5. Comparing genres in COCA and the Longman Corpus

ELB 2020 and EBG 2022 talk very positively about the Longman Corpus of English, which served as the basis of Biber et al (1999). And I would concur. In fact, I liked this grammar so much that I used the "student" version of the grammar more than twenty times, as I taught English Grammar at Brigham Young University from 2003 to 2020 (including a section of the class that Jesse Egbert took as a student).

But if ELB 2020 and EBG 2022 are so critical of COCA -- for "only" including the eight genres listed above -- what about Biber's Longman Corpus? It only has four genres -- spoken, fiction, newspaper, and academic. And yet not once in either of these two books is there ever any criticism of the Longman Corpus in terms of the fact that it doesn't "represent the entirety of ... English".
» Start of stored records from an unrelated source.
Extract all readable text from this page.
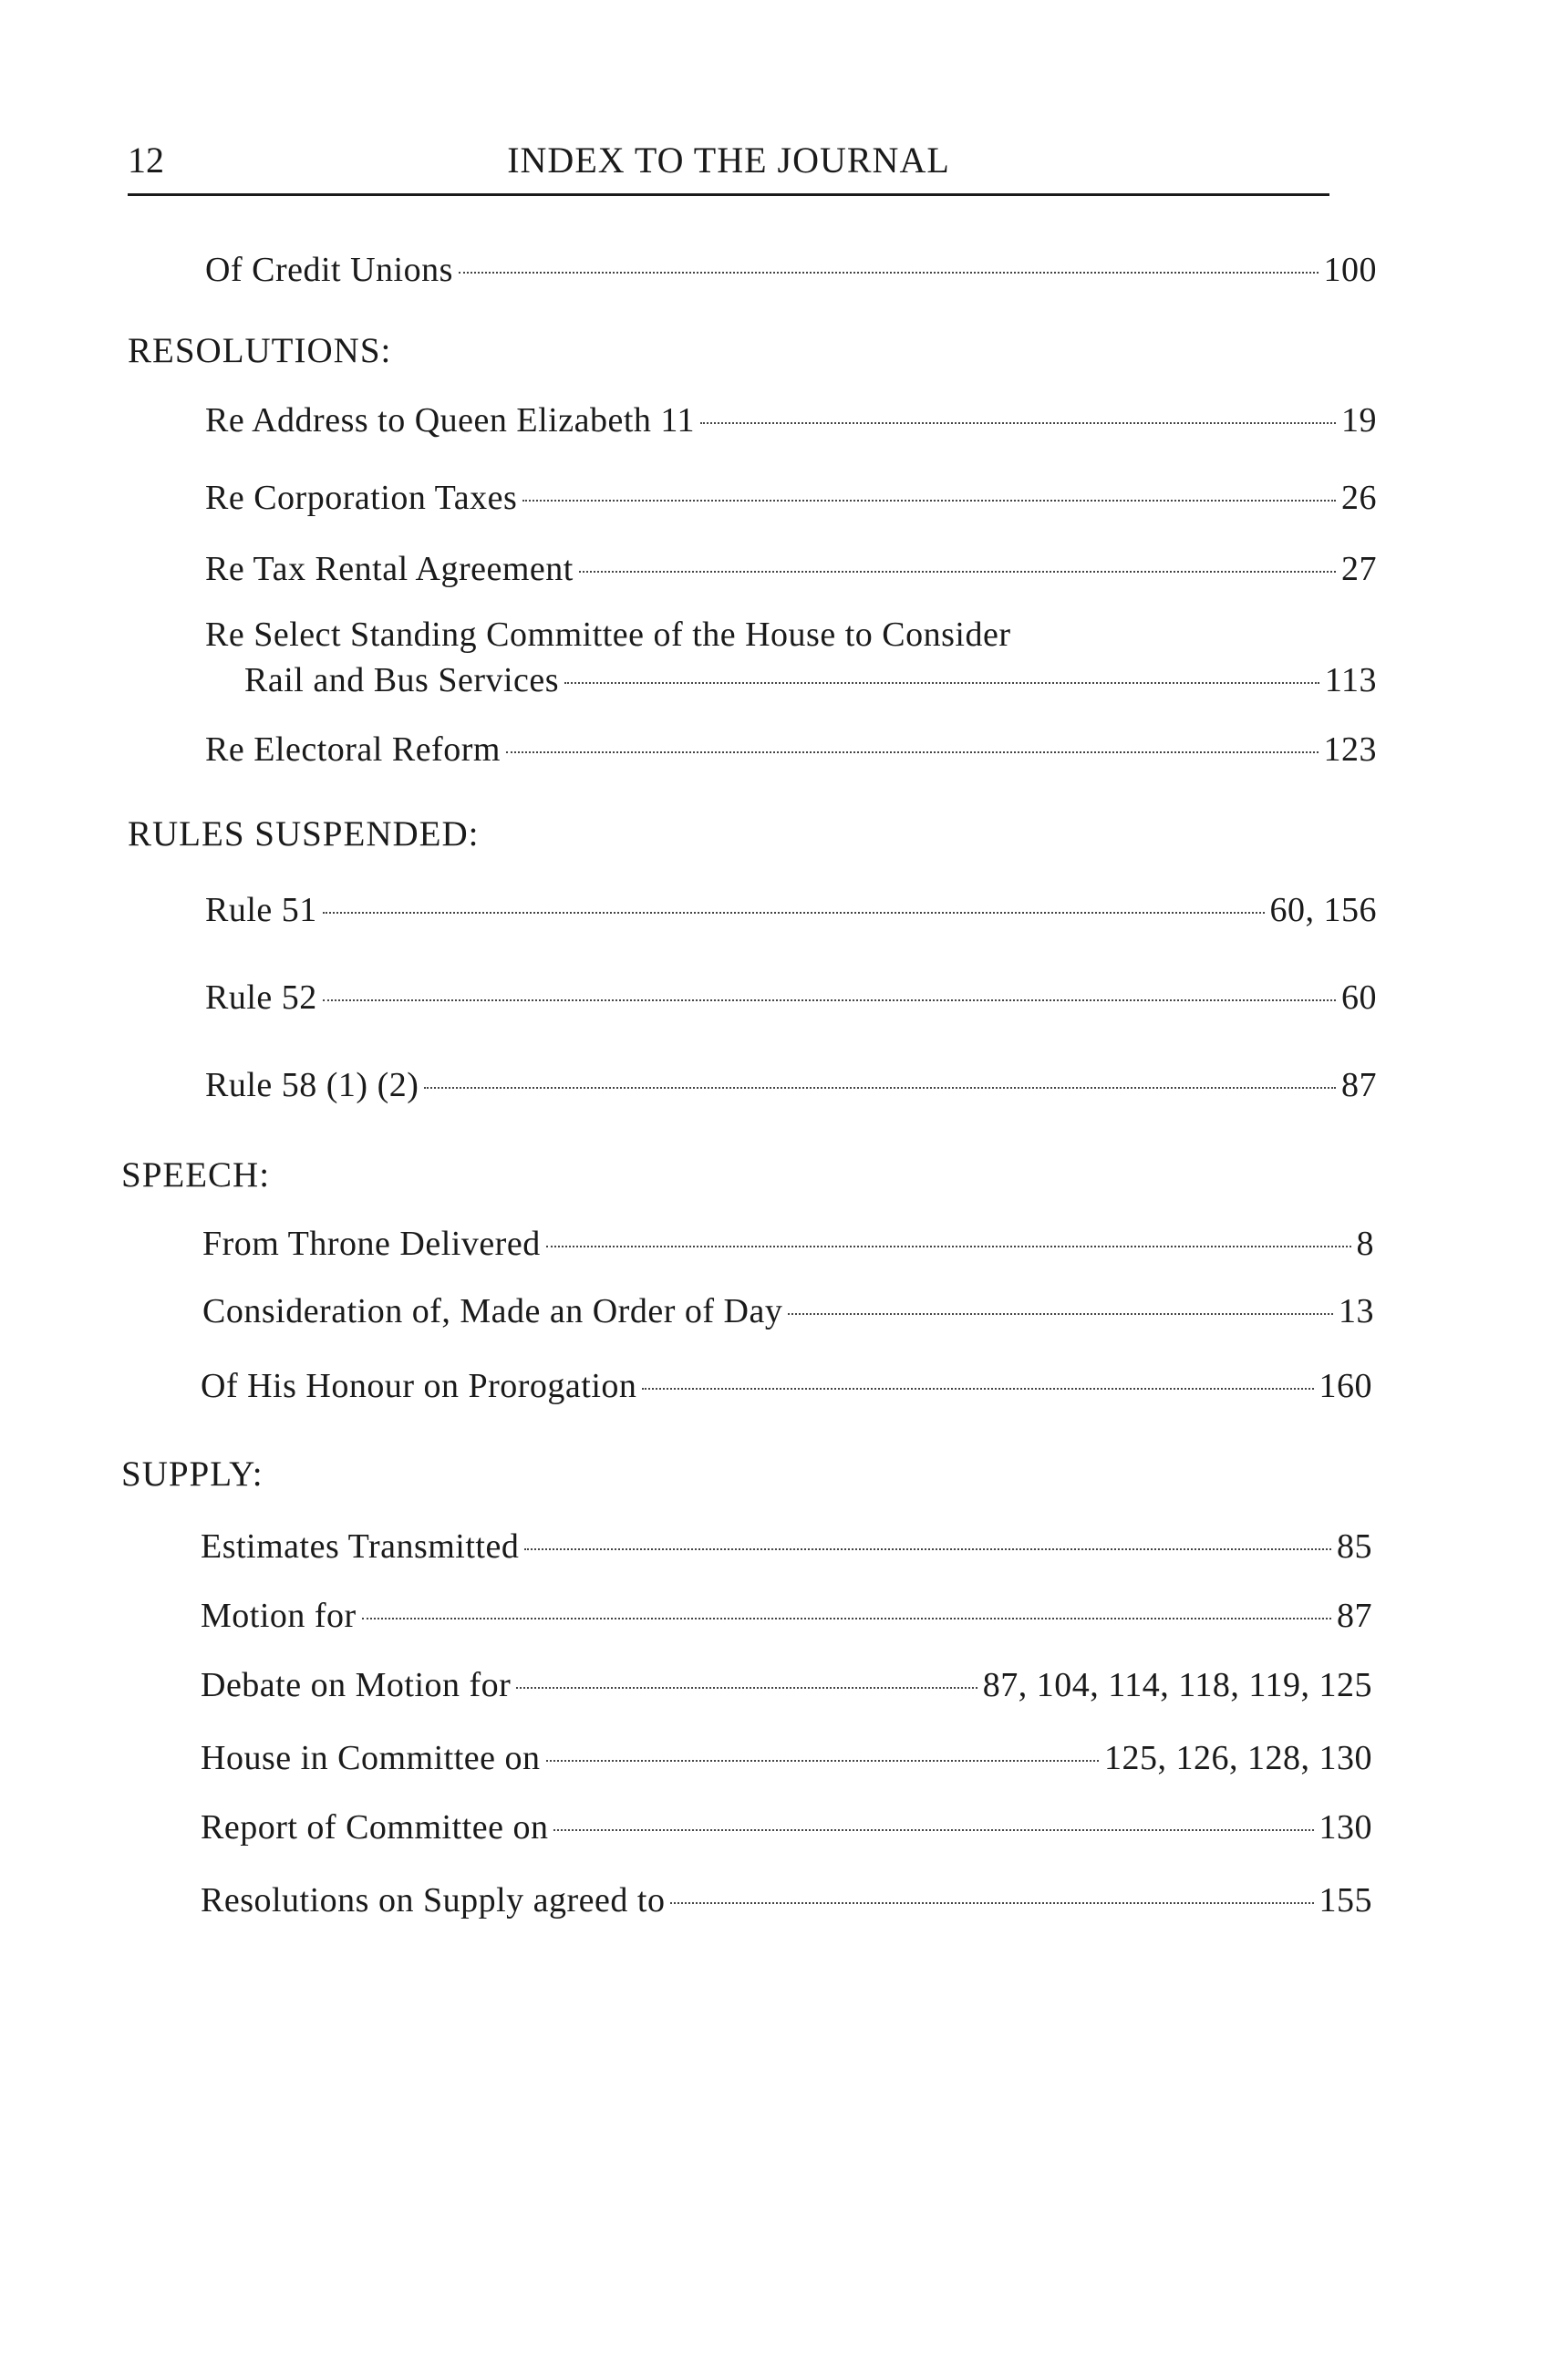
12	INDEX TO THE JOURNAL
Of Credit Unions	100
RESOLUTIONS:
Re Address to Queen Elizabeth 11	19
Re Corporation Taxes	26
Re Tax Rental Agreement	27
Re Select Standing Committee of the House to Consider
Rail and Bus Services	113
Re Electoral Reform	123
RULES SUSPENDED:
Rule 51	60, 156
Rule 52	60
Rule 58 (1) (2)	87
SPEECH:
From Throne Delivered	8
Consideration of, Made an Order of Day	13
Of His Honour on Prorogation	160
SUPPLY:
Estimates Transmitted	85
Motion for	87
Debate on Motion for	87, 104, 114, 118, 119, 125
House in Committee on	125, 126, 128, 130
Report of Committee on	130
Resolutions on Supply agreed to	155
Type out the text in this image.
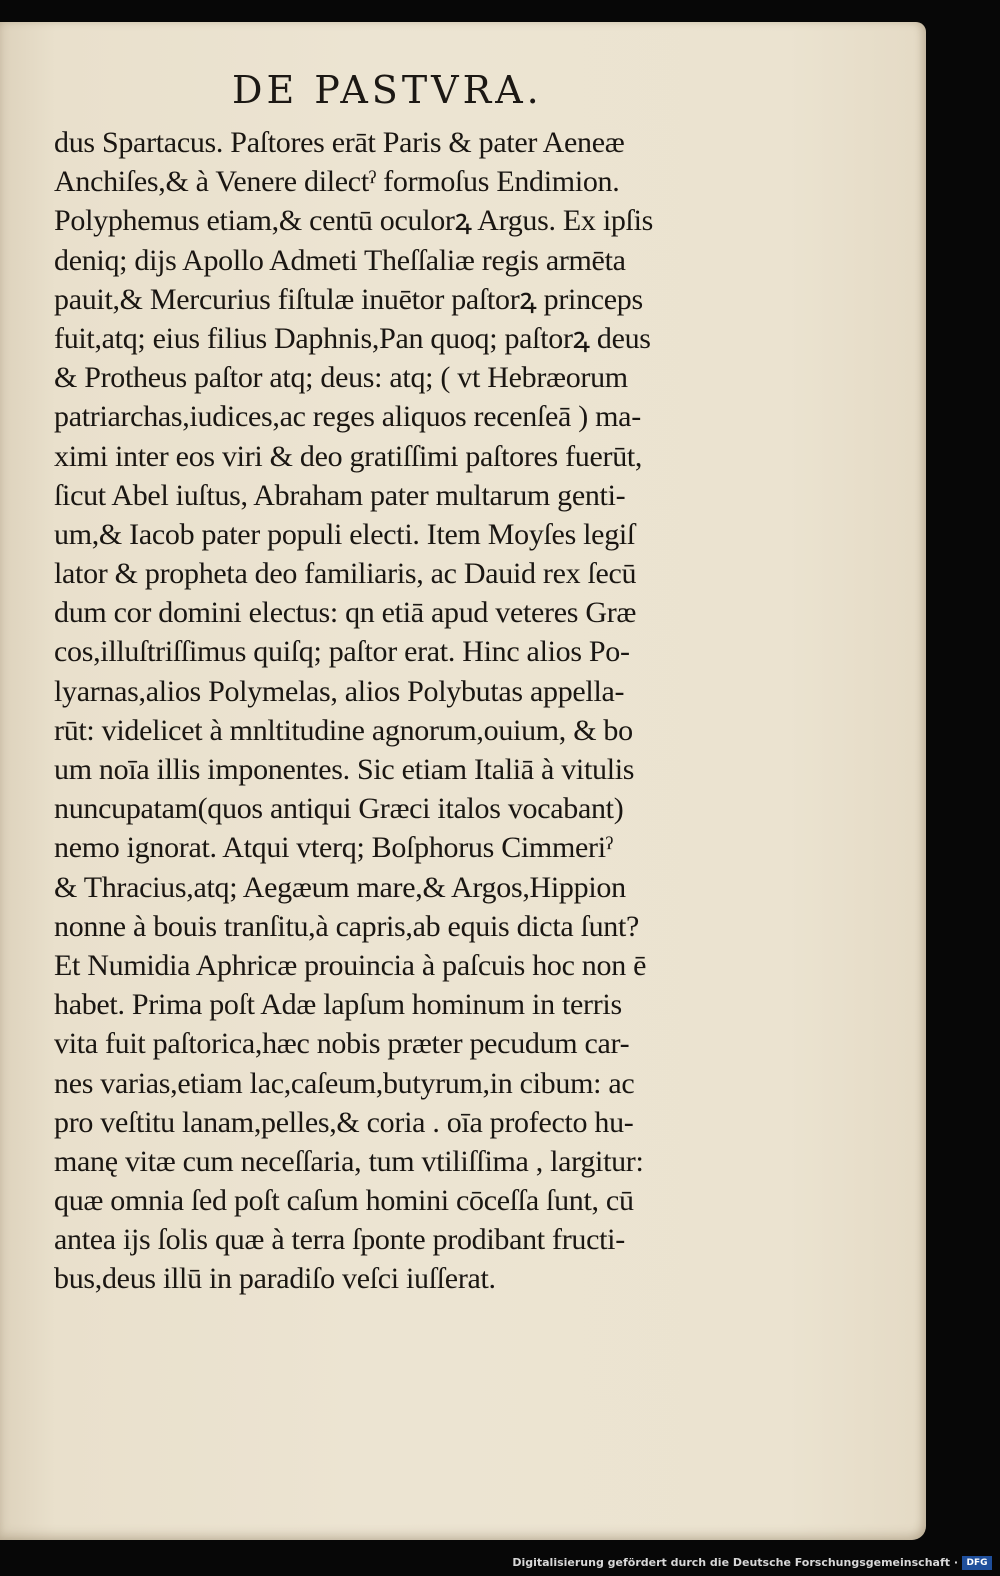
DE PASTVRA.
dus Spartacus. Paſtores erāt Paris & pater Aeneæ
Anchiſes,& à Venere dilectˀ formoſus Endimion.
Polyphemus etiam,& centū oculorꝝ Argus. Ex ipſis
deniq; dijs Apollo Admeti Theſſaliæ regis armēta
pauit,& Mercurius fiſtulæ inuētor paſtorꝝ princeps
fuit,atq; eius filius Daphnis,Pan quoq; paſtorꝝ deus
& Protheus paſtor atq; deus: atq; ( vt Hebræorum
patriarchas,iudices,ac reges aliquos recenſeā ) ma-
ximi inter eos viri & deo gratiſſimi paſtores fuerūt,
ſicut Abel iuſtus, Abraham pater multarum genti-
um,& Iacob pater populi electi. Item Moyſes legiſ
lator & propheta deo familiaris, ac Dauid rex ſecū
dum cor domini electus: qn etiā apud veteres Græ
cos,illuſtriſſimus quiſq; paſtor erat. Hinc alios Po-
lyarnas,alios Polymelas, alios Polybutas appella-
rūt: videlicet à mnltitudine agnorum,ouium, & bo
um noīa illis imponentes. Sic etiam Italiā à vitulis
nuncupatam(quos antiqui Græci italos vocabant)
nemo ignorat. Atqui vterq; Boſphorus Cimmeriˀ
& Thracius,atq; Aegæum mare,& Argos,Hippion
nonne à bouis tranſitu,à capris,ab equis dicta ſunt?
Et Numidia Aphricæ prouincia à paſcuis hoc non ē
habet. Prima poſt Adæ lapſum hominum in terris
vita fuit paſtorica,hæc nobis præter pecudum car-
nes varias,etiam lac,caſeum,butyrum,in cibum: ac
pro veſtitu lanam,pelles,& coria . oīa profecto hu-
manę vitæ cum neceſſaria, tum vtiliſſima , largitur:
quæ omnia ſed poſt caſum homini cōceſſa ſunt, cū
antea ijs ſolis quæ à terra ſponte prodibant fructi-
bus,deus illū in paradiſo veſci iuſſerat.
Digitalisierung gefördert durch die Deutsche Forschungsgemeinschaft · DFG
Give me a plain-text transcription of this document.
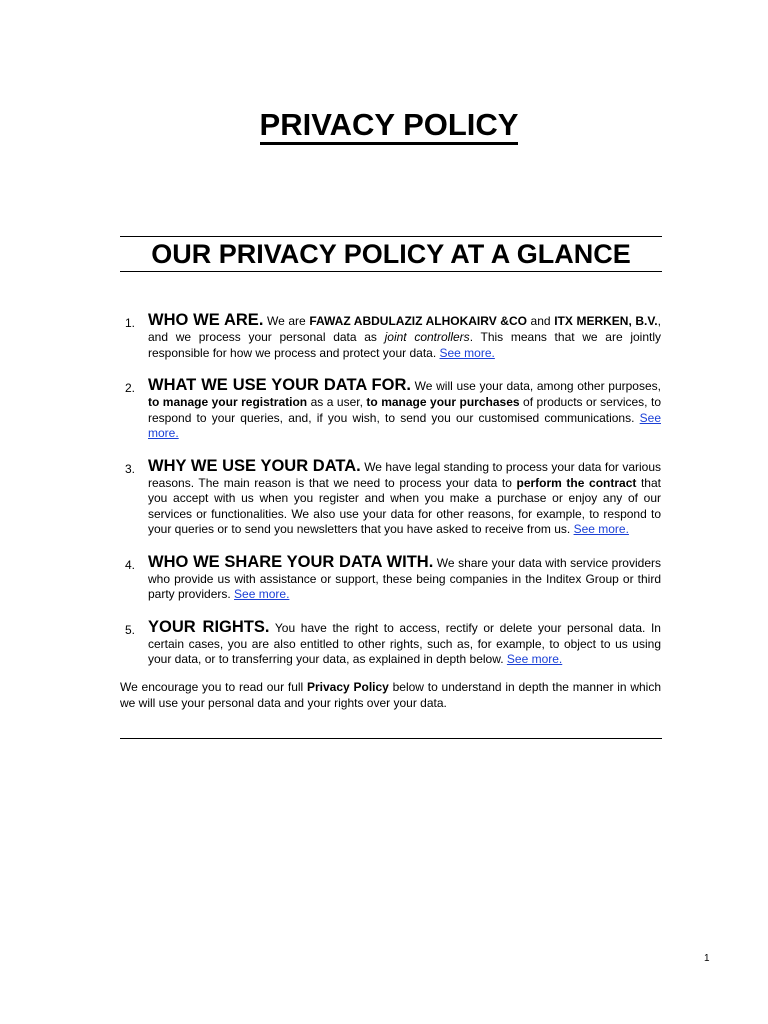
PRIVACY POLICY
OUR PRIVACY POLICY AT A GLANCE
1. WHO WE ARE. We are FAWAZ ABDULAZIZ ALHOKAIRV &CO and ITX MERKEN, B.V., and we process your personal data as joint controllers. This means that we are jointly responsible for how we process and protect your data. See more.
2. WHAT WE USE YOUR DATA FOR. We will use your data, among other purposes, to manage your registration as a user, to manage your purchases of products or services, to respond to your queries, and, if you wish, to send you our customised communications. See more.
3. WHY WE USE YOUR DATA. We have legal standing to process your data for various reasons. The main reason is that we need to process your data to perform the contract that you accept with us when you register and when you make a purchase or enjoy any of our services or functionalities. We also use your data for other reasons, for example, to respond to your queries or to send you newsletters that you have asked to receive from us. See more.
4. WHO WE SHARE YOUR DATA WITH. We share your data with service providers who provide us with assistance or support, these being companies in the Inditex Group or third party providers. See more.
5. YOUR RIGHTS. You have the right to access, rectify or delete your personal data. In certain cases, you are also entitled to other rights, such as, for example, to object to us using your data, or to transferring your data, as explained in depth below. See more.

We encourage you to read our full Privacy Policy below to understand in depth the manner in which we will use your personal data and your rights over your data.

1
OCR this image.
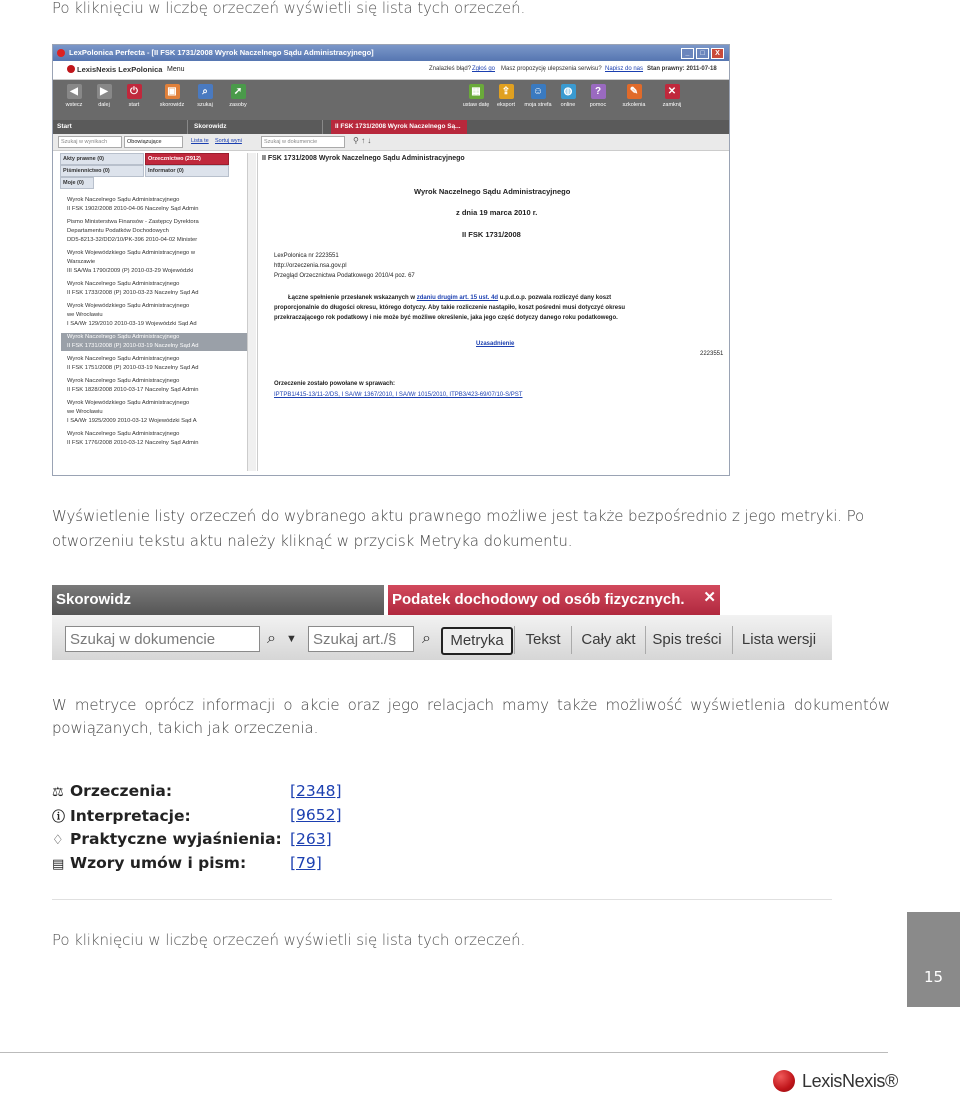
Po kliknięciu w liczbę orzeczeń wyświetli się lista tych orzeczeń.
LexPolonica Perfecta - [II FSK 1731/2008 Wyrok Naczelnego Sądu Administracyjnego]	_	□	X
LexisNexis LexPolonica Menu	Znalazłeś błąd? Zgłoś go Masz propozycję ulepszenia serwisu? Napisz do nas Stan prawny: 2011-07-18
◀
wstecz
▶
dalej
⏻
start
▣
skorowidz
⌕
szukaj
➚
zasoby
▦
ustaw datę
⇪
eksport
☺
moja strefa
◍
online
?
pomoc
✎
szkolenia
✕
zamknij
Start	Skorowidz	II FSK 1731/2008 Wyrok Naczelnego Są...
Szukaj w wynikach	Obowiązujące	Lista te Sortuj wyni	Szukaj w dokumencie	⚲ ↑ ↓
Akty prawne (0)	Orzecznictwo (2912)
Piśmiennictwo (0)	Informator (0)
Moje (0)
Wyrok Naczelnego Sądu Administracyjnego
II FSK 1902/2008 2010-04-06 Naczelny Sąd Admin
Pismo Ministerstwa Finansów - Zastępcy Dyrektora
Departamentu Podatków Dochodowych
DD5-8213-32/DD2/10/PK-396 2010-04-02 Minister
Wyrok Wojewódzkiego Sądu Administracyjnego w
Warszawie
III SA/Wa 1790/2009 (P) 2010-03-29 Wojewódzki
Wyrok Naczelnego Sądu Administracyjnego
II FSK 1733/2008 (P) 2010-03-23 Naczelny Sąd Ad
Wyrok Wojewódzkiego Sądu Administracyjnego
we Wrocławiu
I SA/Wr 129/2010 2010-03-19 Wojewódzki Sąd Ad
Wyrok Naczelnego Sądu Administracyjnego
II FSK 1731/2008 (P) 2010-03-19 Naczelny Sąd Ad
Wyrok Naczelnego Sądu Administracyjnego
II FSK 1751/2008 (P) 2010-03-19 Naczelny Sąd Ad
Wyrok Naczelnego Sądu Administracyjnego
II FSK 1828/2008 2010-03-17 Naczelny Sąd Admin
Wyrok Wojewódzkiego Sądu Administracyjnego
we Wrocławiu
I SA/Wr 1925/2009 2010-03-12 Wojewódzki Sąd A
Wyrok Naczelnego Sądu Administracyjnego
II FSK 1776/2008 2010-03-12 Naczelny Sąd Admin
II FSK 1731/2008 Wyrok Naczelnego Sądu Administracyjnego
Wyrok Naczelnego Sądu Administracyjnego
z dnia 19 marca 2010 r.
II FSK 1731/2008
LexPolonica nr 2223551
http://orzeczenia.nsa.gov.pl
Przegląd Orzecznictwa Podatkowego 2010/4 poz. 67
Łączne spełnienie przesłanek wskazanych w zdaniu drugim art. 15 ust. 4d u.p.d.o.p. pozwala rozliczyć dany koszt
proporcjonalnie do długości okresu, którego dotyczy. Aby takie rozliczenie nastąpiło, koszt pośredni musi dotyczyć okresu
przekraczającego rok podatkowy i nie może być możliwe określenie, jaka jego część dotyczy danego roku podatkowego.
Uzasadnienie
2223551
Orzeczenie zostało powołane w sprawach:
IPTPB1/415-13/11-2/DS, I SA/Wr 1367/2010, I SA/Wr 1015/2010, ITPB3/423-69/07/10-S/PST
Wyświetlenie listy orzeczeń do wybranego aktu prawnego możliwe jest także bezpośrednio z jego metryki. Po
otworzeniu tekstu aktu należy kliknąć w przycisk Metryka dokumentu.
Skorowidz	Podatek dochodowy od osób fizycznych. ✕
Szukaj w dokumencie	⌕ ▼	Szukaj art./§	⌕	Metryka	Tekst	Cały akt	Spis treści	Lista wersji
W metryce oprócz informacji o akcie oraz jego relacjach mamy także możliwość wyświetlenia dokumentów
powiązanych, takich jak orzeczenia.
⚖ Orzeczenia:	[2348]
ⓘ Interpretacje:	[9652]
♢ Praktyczne wyjaśnienia: [263]
▤ Wzory umów i pism:	[79]
Po kliknięciu w liczbę orzeczeń wyświetli się lista tych orzeczeń.
15
LexisNexis®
6. "The proof of the pudding is in the eating"

ELB 2020 and EBG 2022 repeatedly make the claim that COCA has a number of serious problems, with a lack of representativity being one of the main issues. But how to we square that with the pre-eminent status of COCA in terms of corpus use?

  • The corpora from English-Corpora.org are the most widely used corpora in the world, and COCA is by far the most widely used of the 17 corpora at the site. Hundreds of thousands of researchers, teachers, and students have found the data from COCA to be more reliable and useful than that of any other corpus.

  • Data from COCA has been used for thousands of academic studies. Why would researchers use the corpus so much, if it did such a bad job providing data on English?

  • Hundreds of companies have used data from COCA for their products. This includes large technology companies like Amazon, Facebook, Google, Microsoft, IBM, Sony, Disney, Intel, Adobe, Samsung; and language-related companies like Merriam-Webster, Dictionary.com, Grammarly, Duolingo, TurnItIn, Oxford University Press, and Sketch Engine. If COCA really did as bad of a job at providing data on English as ELB 2020 and EBG 2022 claim, why would these companies use data from COCA so extensively?

  • Rather than relying on biased critiques of the COCA, just use the corpus yourself. Look for any word, or phrase, or grammatical construction, and see whether the corpus data agrees with your intuitions. You be the judge -- not some "ivory tower experts". We believe that you will find the same thing that hundreds of thousands of other users have found -- that COCA provides unparalleled data on variation in English.